Collected Wisdom: Former Sooner linebacker Brian Bosworth
As an OU linebacker, Brian Bosworth won two Butkus Awards and placed fourth in the 1986 Heisman Trophy voting. But he became more famous for his “Boz” persona and a self-absorption for which he later apologized to fellow former Sooners. Bosworth chatted about the 2012 Heisman Trophy, his OU days and playing defense in this age of spread offenses.
I'm down here living with the enemy (in Austin, Texas). I'm in the oil business. Probably not a permanent stop. Still trying to check it out. I'm learning a great deal.
It's amazing. Everybody has the feeling of huge hatred. But there's not really. Even the Texas fans, I've never had any issues. I go out quite a bit, I'll go tailgate with those guys. Everybody's a big fan, very respectful. Just enjoy each other's company. The sports fan, they get (fired up) for those 60 minutes, then they let it go. They appreciate what the athlete's all about.
We've all grown up. You're not going to be a kid forever. You let some of that kid stuff back in the day go.
In the Heisman, I'm actually pulling for the best athlete. I have a lot of respect for Manti (Te'o, Notre Dame linebacker). A lot of it has to do with the way the trophy's presented. Strength and character, what that particular player means to that team, how that team responds to that athlete.
At the end of the day, Johnny Manziel, he's the guy that should probably win that award, because I don't think Manti's the best defensive player in college football. I think there's better defensive players playing on other teams. He means a lot to the spirit of Notre Dame. Those considerations put him, rightfully so, second or third. You appreciate when a guy plays his heart out.
The Heisman in years past has been about highlights. You gotta look at a single body of work for the entire 60 minutes. Every play has a beginning, middle and end. Some of the guys that win the Heisman aren't involved in the entire play.
The best players, they become a tougher player as the game wears on. His toughness trickles down to his teammates. He's counting on me, I'm not going to let him down. I think the defensive players get overlooked a lot. You don't see a lot of big plays that Notre Dame gave up, simply because they play good defense.
Manti looks like his foot's to the floor to the moment the ball is kicked. I'd rather take Manti's heart, soul, character, what he brings to the game and to his team. He affects the rest of his teammates to be better players.
Did I play that way? I certainly hope so. There's very few guys that play with the amount of passion, the refusal to get beat, the refusal to lose. If you're injured, it doesn't matter. I worked all week, I worked all season, to get to this moment to play. A lot of guys I played with, I hope they feel, bottom line, he's going to be out there every single play and he's going to kill himself to make every single play.

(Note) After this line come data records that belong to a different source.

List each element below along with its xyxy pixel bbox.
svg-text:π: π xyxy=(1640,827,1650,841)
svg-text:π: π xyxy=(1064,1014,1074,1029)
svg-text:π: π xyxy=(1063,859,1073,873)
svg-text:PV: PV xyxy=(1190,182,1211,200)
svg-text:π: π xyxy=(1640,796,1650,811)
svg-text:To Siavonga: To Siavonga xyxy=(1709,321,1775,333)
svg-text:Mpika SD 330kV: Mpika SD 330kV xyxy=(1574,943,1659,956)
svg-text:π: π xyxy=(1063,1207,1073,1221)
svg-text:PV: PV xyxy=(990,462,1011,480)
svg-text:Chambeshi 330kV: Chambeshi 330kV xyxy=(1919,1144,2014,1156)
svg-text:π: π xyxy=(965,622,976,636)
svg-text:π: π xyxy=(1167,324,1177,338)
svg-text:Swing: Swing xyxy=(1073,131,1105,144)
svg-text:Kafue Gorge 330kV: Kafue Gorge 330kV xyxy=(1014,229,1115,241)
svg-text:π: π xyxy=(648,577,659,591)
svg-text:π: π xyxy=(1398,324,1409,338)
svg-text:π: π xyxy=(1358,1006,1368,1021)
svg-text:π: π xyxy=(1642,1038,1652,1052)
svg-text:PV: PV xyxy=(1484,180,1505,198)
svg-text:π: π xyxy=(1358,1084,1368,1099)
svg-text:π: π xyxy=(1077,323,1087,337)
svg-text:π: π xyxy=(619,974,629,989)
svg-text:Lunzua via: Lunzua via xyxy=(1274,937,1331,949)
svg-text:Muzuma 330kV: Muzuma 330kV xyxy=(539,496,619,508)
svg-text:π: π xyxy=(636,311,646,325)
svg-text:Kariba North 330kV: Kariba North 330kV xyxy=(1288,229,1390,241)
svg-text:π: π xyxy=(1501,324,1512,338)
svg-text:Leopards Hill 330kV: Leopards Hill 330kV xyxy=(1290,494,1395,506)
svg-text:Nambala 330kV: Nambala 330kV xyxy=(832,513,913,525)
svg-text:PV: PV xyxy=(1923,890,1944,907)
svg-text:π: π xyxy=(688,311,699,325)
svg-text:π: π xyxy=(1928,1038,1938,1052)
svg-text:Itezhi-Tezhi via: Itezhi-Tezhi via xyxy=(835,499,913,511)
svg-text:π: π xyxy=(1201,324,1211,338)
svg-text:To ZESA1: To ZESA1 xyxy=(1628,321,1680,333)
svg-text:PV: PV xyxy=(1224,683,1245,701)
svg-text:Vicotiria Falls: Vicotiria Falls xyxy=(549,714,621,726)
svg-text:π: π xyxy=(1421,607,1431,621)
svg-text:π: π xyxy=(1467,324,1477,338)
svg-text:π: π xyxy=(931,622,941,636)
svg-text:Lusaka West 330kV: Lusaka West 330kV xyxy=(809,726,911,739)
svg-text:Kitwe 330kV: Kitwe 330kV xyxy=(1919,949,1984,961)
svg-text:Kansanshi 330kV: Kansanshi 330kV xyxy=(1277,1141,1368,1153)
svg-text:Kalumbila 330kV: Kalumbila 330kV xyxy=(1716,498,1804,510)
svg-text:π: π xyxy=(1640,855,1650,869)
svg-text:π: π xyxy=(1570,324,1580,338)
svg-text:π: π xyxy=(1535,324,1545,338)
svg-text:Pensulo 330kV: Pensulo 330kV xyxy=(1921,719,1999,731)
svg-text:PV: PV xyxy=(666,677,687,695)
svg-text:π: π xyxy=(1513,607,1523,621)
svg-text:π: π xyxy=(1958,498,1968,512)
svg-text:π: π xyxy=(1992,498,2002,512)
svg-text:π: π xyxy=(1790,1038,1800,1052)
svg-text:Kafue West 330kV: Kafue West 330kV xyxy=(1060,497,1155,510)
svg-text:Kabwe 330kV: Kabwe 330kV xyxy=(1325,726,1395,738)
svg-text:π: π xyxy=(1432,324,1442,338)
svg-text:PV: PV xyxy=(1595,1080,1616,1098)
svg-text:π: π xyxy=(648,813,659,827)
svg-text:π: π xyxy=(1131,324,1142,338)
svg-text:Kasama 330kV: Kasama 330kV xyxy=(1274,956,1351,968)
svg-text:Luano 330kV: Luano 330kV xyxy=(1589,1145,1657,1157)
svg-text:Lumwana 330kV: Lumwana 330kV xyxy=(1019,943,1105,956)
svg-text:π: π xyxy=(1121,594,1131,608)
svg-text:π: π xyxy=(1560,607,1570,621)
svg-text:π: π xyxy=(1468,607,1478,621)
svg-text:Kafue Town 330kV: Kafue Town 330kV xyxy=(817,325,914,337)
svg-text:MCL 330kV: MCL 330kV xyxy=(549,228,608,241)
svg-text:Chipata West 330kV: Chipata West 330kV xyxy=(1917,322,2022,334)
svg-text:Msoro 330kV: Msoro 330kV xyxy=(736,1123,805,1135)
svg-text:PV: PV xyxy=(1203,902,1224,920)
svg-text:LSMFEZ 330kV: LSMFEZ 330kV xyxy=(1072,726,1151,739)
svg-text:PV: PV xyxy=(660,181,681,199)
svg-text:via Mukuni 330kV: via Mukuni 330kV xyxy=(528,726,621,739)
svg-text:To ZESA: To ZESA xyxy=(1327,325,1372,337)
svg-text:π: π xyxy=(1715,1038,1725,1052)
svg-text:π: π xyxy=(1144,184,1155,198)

I think we all took on that mindset. Our motto back then was three and out. Everybody took a lot of pride in doing their job. If you didn't do your job, you saw it on the film the next day, you felt bad, but you almost felt humiliated because you let your buddies down. There's a sense of pride.
I also had a perfectionist for a coach. I hated a mistake. Gary Gibbs would grade on the littlest things. He would give you a negative for a false step. That false step could be the difference in the game. That's the mindset he's trying to teach you. I see kids today making the same mistake over and over and over. They forget where the fundamentals come from.
Everybody's diving at people. Shoulder tackling. That's one of the biggest problems we have with kids coming in. They're not being taught on the high school level.